Rushed undertaking creates headache

One employer’s eagerness to get a matter sorted has required a thorny follow-up case

It’s commonplace for employers to give undertakings when applying for approval of enterprise agreements. And one employer’s eagerness to get a matter sorted has required a thorny follow-up case to rectify an undertaking that went well beyond what was needed.

The problem arose because the reference award provided penalty rates on certain rosters for part timers and casuals; these weren’t in the EA. The undertaking referred to “employees in the work areas” and did not restrict the benefit to part-timers and casuals to accommodate FWC concerns.

The undertaking was OK’ed by the unions, accepted by FWC and the EA approved. Almost immediately the employer realised the error and its implications; it sought to utilise a section of the Fair Work Act available to correct errors, but FWC declined to entertain that approach.

So the employer applied to amend the EA on the basis of an ambiguity or uncertainty. This was not a straightforward matter. The unions opposed the application, arguing the words and meaning weren’t ambiguous; and that the claim was for correcting an error, and therefore wrongly before the FWC. This was despite the fact that that door had been closed by the FWC itself.

The employer explained the unintended consequences of the drafting of the undertaking brought significant windfall benefits to full-time employees. Their unions had not claimed these benefits during bargaining. Further, the original concern was only about part-timers and casuals, so the broader remit was never on the agenda.
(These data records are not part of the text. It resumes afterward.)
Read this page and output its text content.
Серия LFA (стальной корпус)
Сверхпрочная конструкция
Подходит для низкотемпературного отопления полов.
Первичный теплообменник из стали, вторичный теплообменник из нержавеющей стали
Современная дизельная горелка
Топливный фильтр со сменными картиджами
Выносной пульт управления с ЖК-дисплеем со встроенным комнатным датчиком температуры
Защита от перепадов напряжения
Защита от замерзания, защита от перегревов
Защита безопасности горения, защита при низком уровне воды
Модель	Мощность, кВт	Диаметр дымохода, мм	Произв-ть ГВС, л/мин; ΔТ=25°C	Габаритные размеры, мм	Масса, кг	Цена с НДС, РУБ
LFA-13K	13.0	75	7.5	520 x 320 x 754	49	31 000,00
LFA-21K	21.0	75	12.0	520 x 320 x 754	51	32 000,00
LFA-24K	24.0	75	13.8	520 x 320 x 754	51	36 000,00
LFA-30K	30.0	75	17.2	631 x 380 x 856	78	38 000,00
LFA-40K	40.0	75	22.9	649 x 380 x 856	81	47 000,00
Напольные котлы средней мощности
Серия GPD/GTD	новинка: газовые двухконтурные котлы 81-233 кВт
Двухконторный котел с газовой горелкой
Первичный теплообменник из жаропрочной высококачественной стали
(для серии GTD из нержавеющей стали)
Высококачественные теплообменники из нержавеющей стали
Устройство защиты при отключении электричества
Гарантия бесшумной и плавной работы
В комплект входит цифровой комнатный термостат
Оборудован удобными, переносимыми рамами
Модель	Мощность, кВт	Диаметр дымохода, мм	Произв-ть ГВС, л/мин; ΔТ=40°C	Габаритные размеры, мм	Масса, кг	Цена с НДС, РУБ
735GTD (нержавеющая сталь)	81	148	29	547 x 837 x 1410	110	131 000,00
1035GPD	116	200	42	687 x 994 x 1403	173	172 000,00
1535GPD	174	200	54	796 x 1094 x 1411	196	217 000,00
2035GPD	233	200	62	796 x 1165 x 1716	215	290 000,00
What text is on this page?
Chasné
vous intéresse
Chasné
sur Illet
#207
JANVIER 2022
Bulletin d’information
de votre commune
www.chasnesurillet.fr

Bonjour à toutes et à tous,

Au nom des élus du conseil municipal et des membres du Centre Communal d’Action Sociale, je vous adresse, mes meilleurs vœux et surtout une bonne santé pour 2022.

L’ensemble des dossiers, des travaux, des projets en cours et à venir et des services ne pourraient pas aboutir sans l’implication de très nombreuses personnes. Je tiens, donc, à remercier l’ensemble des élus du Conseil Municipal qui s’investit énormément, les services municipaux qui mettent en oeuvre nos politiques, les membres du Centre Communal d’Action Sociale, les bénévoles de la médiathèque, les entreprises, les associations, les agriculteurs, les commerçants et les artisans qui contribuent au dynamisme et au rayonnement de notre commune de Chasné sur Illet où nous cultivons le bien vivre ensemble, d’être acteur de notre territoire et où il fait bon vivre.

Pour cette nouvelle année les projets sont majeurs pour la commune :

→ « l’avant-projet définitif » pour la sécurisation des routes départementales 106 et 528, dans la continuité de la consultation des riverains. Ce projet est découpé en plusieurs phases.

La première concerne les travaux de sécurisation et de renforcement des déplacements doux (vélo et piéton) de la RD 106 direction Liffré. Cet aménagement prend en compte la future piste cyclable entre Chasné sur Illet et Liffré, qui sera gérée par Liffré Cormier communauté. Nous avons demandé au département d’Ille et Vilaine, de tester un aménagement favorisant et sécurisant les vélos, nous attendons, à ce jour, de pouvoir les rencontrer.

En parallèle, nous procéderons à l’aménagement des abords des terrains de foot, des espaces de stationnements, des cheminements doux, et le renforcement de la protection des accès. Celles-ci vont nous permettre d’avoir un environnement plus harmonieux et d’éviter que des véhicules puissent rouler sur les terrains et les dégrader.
The FWC rejected the unions’ arguments, making the point an undertaking is not the result of negotiations, but a concession made by an employer in the approval process. As such, in determining if an ambiguity existed and, if so, should the FWC intervene, the intentions of the parties in bargaining were not determinative; what mattered was the mischief sought to be cured by way of undertaking when the approval assessment was made.

If the undertaking were directed at that and, in the rush to prepare and submit it, it went beyond what was needed to cure the problem, then there was scope for repair. The unchallenged evidence of the employer was that the undertaking was “intended to limit the application of the Undertaking to the employees the subject of the Commission’s concern”. The FWC accepted this and made the variation to the EA as the employer had requested.

The lesson here is employers asked to give undertakings should not rush, nor be rushed. Often the FWC asks for responses within short time frames. However, most EA applications come up for assessment weeks after a vote is taken – a few more days won’t hurt. The understandable keenness to wrap up a matter should not outweigh due diligence. The FWC will grant extensions readily to permit parties to get it right and employers shouldn’t hesitate to avail themselves of this courtesy.